A preferred embodiment/ implementation, shown in Figure 3, requires no change to the client or destination server components. This implementation is suitable for client applications that have existing secure communication capabilities such as most Internet/ Web Browsers. The client application connects securely to the intermediary server and requests a connection to a destination server through this secure link. The intermediary server transforms the request into a normal Internet request and sends it to the destination server on a "stream" basis. Destination responses are transformed where necessary to force any external links and references to be via the intermediary server (using a general process based on the method described with reference to Figure 2). The transformed responses are also returned to the client on a stream basis.
Using a stream basis the client requests and destination responses are passed/ streamed through the intermediary server as they arrive. Advantageously, no extra client or destination server components or changes are required and no client or destination server speed penalties are seen.
Alternative implementations of the method are also envisaged. For instance, it is possible to pass the data through the intermediary server as a "batch" operation as opposed to on a "stream" basis. The intermediary server would wait to transfer certain whole portions of requests and responses instead of as they arrive. To speed up this process, the intermediary site may cache the transformed requests and responses. Also, multi-stage variations could be used where requests and responses are treated as whole or partial files rather than streams with tasks performed on a batched basis rather than a real-time basis which processes the data as it arrives.
It is also possible to include additional components on the client or destination server machines.
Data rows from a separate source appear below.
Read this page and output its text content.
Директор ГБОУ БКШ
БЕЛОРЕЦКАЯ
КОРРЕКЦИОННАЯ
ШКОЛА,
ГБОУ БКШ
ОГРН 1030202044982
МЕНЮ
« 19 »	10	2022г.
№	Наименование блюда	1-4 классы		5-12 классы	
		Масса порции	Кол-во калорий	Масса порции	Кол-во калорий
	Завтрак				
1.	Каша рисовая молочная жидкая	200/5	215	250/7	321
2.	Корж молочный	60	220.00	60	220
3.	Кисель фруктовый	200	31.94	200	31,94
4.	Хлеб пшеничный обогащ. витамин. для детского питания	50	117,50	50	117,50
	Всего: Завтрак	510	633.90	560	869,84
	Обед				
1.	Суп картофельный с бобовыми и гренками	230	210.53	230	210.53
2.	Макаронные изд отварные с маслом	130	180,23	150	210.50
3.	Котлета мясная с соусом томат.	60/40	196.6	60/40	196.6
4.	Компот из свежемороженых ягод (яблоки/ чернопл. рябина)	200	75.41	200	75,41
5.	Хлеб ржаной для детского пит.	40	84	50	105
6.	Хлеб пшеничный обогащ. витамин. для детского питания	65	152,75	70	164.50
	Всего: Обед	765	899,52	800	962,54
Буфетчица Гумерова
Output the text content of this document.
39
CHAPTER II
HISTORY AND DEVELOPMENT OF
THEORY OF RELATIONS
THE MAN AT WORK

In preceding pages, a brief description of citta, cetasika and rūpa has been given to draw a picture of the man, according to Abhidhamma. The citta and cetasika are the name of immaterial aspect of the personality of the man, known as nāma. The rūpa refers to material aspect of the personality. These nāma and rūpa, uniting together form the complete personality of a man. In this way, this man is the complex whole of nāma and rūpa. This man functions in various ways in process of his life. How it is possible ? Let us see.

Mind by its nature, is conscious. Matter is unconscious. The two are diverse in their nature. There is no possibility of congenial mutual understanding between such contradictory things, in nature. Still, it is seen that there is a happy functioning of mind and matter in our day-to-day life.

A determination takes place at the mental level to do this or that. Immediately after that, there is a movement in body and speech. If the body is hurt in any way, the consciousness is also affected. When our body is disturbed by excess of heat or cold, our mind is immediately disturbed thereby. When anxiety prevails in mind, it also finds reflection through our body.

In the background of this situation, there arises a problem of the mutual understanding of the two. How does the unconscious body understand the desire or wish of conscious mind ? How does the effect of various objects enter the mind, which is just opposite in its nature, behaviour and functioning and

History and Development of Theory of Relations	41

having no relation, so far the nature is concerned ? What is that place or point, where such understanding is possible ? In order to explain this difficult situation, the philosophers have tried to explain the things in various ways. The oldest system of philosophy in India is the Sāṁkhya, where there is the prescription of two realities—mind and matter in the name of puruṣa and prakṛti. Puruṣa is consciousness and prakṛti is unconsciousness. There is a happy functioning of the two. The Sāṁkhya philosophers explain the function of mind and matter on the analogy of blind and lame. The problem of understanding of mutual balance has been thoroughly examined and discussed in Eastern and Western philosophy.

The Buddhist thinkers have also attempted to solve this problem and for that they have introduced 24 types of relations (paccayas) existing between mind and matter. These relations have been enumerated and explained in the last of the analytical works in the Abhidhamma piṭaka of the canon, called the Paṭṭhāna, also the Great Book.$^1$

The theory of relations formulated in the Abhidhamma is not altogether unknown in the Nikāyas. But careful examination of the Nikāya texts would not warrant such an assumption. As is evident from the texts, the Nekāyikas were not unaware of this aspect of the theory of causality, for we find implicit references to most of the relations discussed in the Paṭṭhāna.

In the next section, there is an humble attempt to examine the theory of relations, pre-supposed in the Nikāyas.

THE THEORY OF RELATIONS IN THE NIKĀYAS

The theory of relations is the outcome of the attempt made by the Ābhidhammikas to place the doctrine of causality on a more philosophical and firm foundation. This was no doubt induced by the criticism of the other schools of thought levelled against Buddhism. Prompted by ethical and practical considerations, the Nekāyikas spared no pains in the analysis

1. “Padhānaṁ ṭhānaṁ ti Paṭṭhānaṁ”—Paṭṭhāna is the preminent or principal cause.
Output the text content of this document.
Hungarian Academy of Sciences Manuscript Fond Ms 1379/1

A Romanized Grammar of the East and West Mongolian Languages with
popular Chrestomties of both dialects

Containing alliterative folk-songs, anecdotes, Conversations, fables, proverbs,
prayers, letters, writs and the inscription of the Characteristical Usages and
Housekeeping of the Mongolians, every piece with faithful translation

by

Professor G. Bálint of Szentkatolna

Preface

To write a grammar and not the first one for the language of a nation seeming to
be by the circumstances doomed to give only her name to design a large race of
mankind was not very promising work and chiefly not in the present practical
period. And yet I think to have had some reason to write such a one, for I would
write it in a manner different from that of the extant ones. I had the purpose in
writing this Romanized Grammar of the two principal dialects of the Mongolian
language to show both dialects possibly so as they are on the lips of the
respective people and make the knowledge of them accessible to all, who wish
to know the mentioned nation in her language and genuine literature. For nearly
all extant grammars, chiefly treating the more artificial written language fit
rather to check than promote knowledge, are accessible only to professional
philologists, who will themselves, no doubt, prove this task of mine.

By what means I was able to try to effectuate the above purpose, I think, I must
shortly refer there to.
These components may be for the provision of secure communication capabilities and/or for performing part of the intermediary site procedures on the client or destination server machine. Narious optimisations such as compression and securing the intermediary to destination site connection can also be implemented in this manner. It is also possible to alter some client and destination components to remove the need for link and reference transformations. This includes setting the intermediary server as a web browser's Proxy Server. It is also possible to distribute the intermediary server process across several intermediary servers.
Those skilled in the art will appreciate that there are numerous potential implementations within the scope of the invention as described.